Lien avec les espaces à base dénombrable
- Tout espace à base dénombrable est séparable. La réciproque est fausse, mais :
- tout espace métrisable séparable est à base dénombrable.
Il a donc au plus la puissance du continu. Sont de ce type la plupart des espaces usuels. L'hypothèse de séparabilité se retrouve abondamment dans les résultats d'analyse fonctionnelle. - Tout sous-espace d'un métrisable séparable est encore séparable (l'hypothèse de métrisabilité est indispensable : voir § « Propriétés » ci-dessous).
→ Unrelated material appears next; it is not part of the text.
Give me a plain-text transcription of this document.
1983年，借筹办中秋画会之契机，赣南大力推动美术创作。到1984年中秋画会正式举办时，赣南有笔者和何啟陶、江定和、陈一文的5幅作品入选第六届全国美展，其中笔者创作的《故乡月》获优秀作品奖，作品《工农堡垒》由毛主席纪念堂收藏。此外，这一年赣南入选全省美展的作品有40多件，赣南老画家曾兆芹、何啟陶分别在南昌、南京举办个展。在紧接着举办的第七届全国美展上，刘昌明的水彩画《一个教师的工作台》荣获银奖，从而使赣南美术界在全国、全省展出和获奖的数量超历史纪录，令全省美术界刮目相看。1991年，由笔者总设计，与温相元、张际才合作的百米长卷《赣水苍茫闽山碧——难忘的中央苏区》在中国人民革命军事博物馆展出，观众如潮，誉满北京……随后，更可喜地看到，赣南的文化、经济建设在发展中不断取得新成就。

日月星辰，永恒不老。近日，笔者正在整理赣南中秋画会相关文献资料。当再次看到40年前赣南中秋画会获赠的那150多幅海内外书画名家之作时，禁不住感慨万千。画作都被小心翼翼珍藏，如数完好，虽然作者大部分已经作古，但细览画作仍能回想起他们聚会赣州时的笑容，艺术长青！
Cela se déduit de ce qui précède, sachant que tout sous-espace d'un espace à base dénombrable est encore à base dénombrable. Mais il est possible d'en donner une démonstration directe sans utiliser l'équivalence, pour un espace métrisable, entre la séparabilité et l'existence d'une base dénombrable.
Exemples
- L'ensemble ℝ des nombres réels, muni de sa topologie usuelle, est séparable car ℚ y est dense et dénombrable.
- Pour 1 ≤ p < ∞, l'espace Lp(ℝ) des fonctions dont la puissance p est intégrable, est séparable. Par contre, l'espace L∞(ℝ) des fonctions essentiellement bornées ne l'est pas. On a la même dichotomie pour les espaces de suites ℓp et ℓ∞.
- Il existe de « très gros » espaces compacts mais non séquentiellement compacts (donc non séquentiels) et néanmoins séparables ; c'est le cas de βℕ, le compactifié de Stone-Čech de ℕ, qui a même cardinal 2ℭ que l'ensemble des parties de ℝ.
- La droite de Sorgenfrey est séparable et à bases dénombrables de voisinages mais n'est pas à base dénombrable.
Propriétés
- Un espace vectoriel topologique sur ℝ ou ℂ est séparable si et seulement s'il contient une famille dénombrable de vecteurs engendrant un sous-espace dense.
- Tout espace pseudométrique précompact ou de Lindelöf (en particulier tout espace métrique compact) est séparable. En effet, dans les deux cas, pour tout entier n > 0, on peut recouvrir l'espace par des boules ouvertes de rayon 1/n et de centre appartenant à un ensemble Cn au plus dénombrable. La réunion des Cn constitue alors une partie dénombrable dense.
- « Réciproquement », tout espace uniforme métrisable séparable est précompact, comme sous-espace du cube de Hilbert.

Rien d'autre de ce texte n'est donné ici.